The leucine-rich repeat G protein-coupled receptor 5 (LGR-5), a target of Wnt signalling, is a marker of adult intestinal stem cells. Limited expression of LGR-5 was found in the crypt base of small and large intestines and was identified as the stem cell marker for cells capable of committed differentiation (Barker et al. 2007; Barker & Clevers 2007). Many studies have demonstrated that LGR-5 protein has a close association with initiation and repetition of different cancer types (Aoki et al. 2005; Tanese et al. 2008). LGR-5 protein was over-expressed in colorectal cancer and crypt LGR5 + stem cells in intestine have been observed to be represented as the cell of origin for intestinal cancer (Barker et al. 2009). Our study found that the immunoreactivity of LGR-5 was significantly decreased in both Colo-320 and Colo-741 cells incubated with almond oil TR compared to almond oil NC and control group. These data suggest that almond oil from both TR and NC may inhibit colon carcinoma cancer cell proliferation and tumour progression through obstructed expression of colon cell proliferation proteins.

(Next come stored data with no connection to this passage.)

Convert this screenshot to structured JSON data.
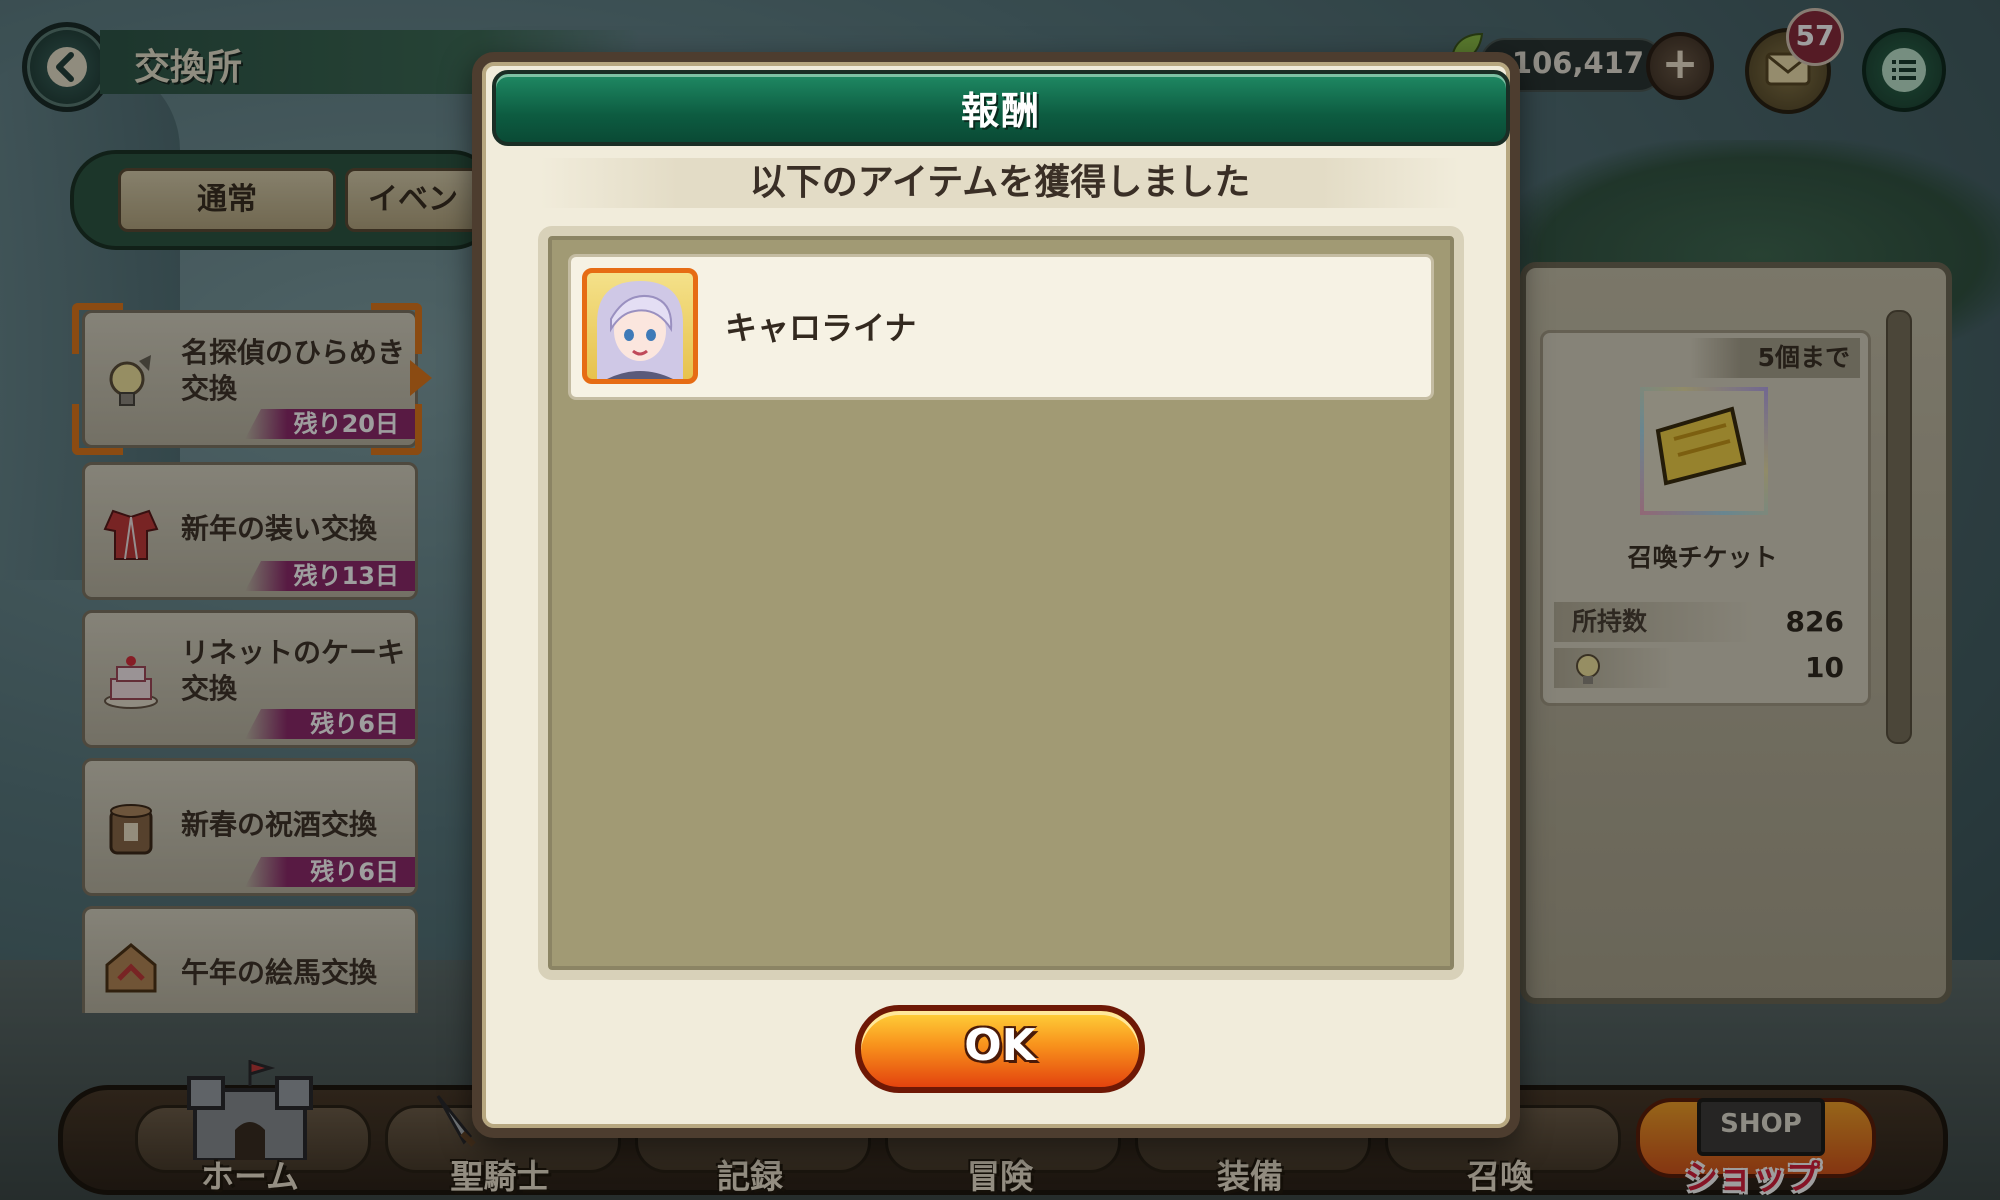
{
  "header": {
    "title": "交換所",
    "currency_amount": "106,417",
    "mail_badge_count": "57"
  },
  "tabs": [
    {
      "label": "通常"
    },
    {
      "label": "イベン"
    }
  ],
  "exchange_list": [
    {
      "name": "名探偵のひらめき交換",
      "remaining": "残り20日",
      "icon": "lightbulb-icon",
      "selected": true
    },
    {
      "name": "新年の装い交換",
      "remaining": "残り13日",
      "icon": "kimono-icon",
      "selected": false
    },
    {
      "name": "リネットのケーキ交換",
      "remaining": "残り6日",
      "icon": "cake-icon",
      "selected": false
    },
    {
      "name": "新春の祝酒交換",
      "remaining": "残り6日",
      "icon": "sake-barrel-icon",
      "selected": false
    },
    {
      "name": "午年の絵馬交換",
      "remaining": "",
      "icon": "ema-icon",
      "selected": false
    }
  ],
  "detail": {
    "limit": "5個まで",
    "item_name": "召喚チケット",
    "owned_label": "所持数",
    "owned_value": "826",
    "cost_value": "10"
  },
  "bottom_nav": [
    {
      "label": "ホーム",
      "icon": "castle-icon"
    },
    {
      "label": "聖騎士",
      "icon": "sword-icon"
    },
    {
      "label": "記録",
      "icon": "book-icon"
    },
    {
      "label": "冒険",
      "icon": "map-icon"
    },
    {
      "label": "装備",
      "icon": "armor-icon"
    },
    {
      "label": "召喚",
      "icon": "summon-icon"
    },
    {
      "label": "ショップ",
      "icon": "shop-sign-icon",
      "sign": "SHOP"
    }
  ],
  "dialog": {
    "title": "報酬",
    "message": "以下のアイテムを獲得しました",
    "rewards": [
      {
        "name": "キャロライナ",
        "icon": "character-portrait-icon"
      }
    ],
    "ok_label": "OK"
  },
  "colors": {
    "dialog_header": "#0d5c41",
    "ok_button": "#f8921c",
    "remaining_tag": "#8e2a6c",
    "selection_bracket": "#e07a1e"
  }
}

To study cellular proliferation, immunoreactivity of the nuclear protein marker Ki-67 was used. This protein is a nuclear and nucleolar protein, which is tightly associated with somatic cell proliferation (Campelo et al. 2015). Our results show that the almond oil NC and TR have an antiproliferative effect on Colo-320 cells. The oil obtained from Prunus dulcis seeds was unable to affect the viability of Colo-741 cells while it exhibited cell morphology alteration.

Conclusion

In conclusion, the fatty acid composition of almond oil of Prunus dulcis seeds collected from the western part of Northern Cyprus was investigated for the first time and unsaturated fatty acids (oleic acid percentage) was determined as higher than many others reported in the literature. Almond oils from Northern Cyprus (NC) and Turkey (TR) were investigated in both primary and metastatic colon carcinoma cells using different dilutions. Especially the 1:1 dilution was effective at both culture times and therefore may be used for in vivo studies. Almond oil containing unsaturated fatty acids, mainly oleic acid, have antiproliferative effects which decrease Ki-67 expression. Also, it decreased other signalling molecules which play a role during tumour viability metastasis and transcription factors. Especially, BMP-2 and β-catenin expression were affected after treatment of both type of cells.

Our results indicate that almond oils rich in oleic acid mediate anticancer effect with colon carcinoma cells. These in vitro results also need to be evaluated with in vivo experimental colon carcinoma models for further progress of almond oil, such as drug development, cancer prevention and usage as a complementary agent.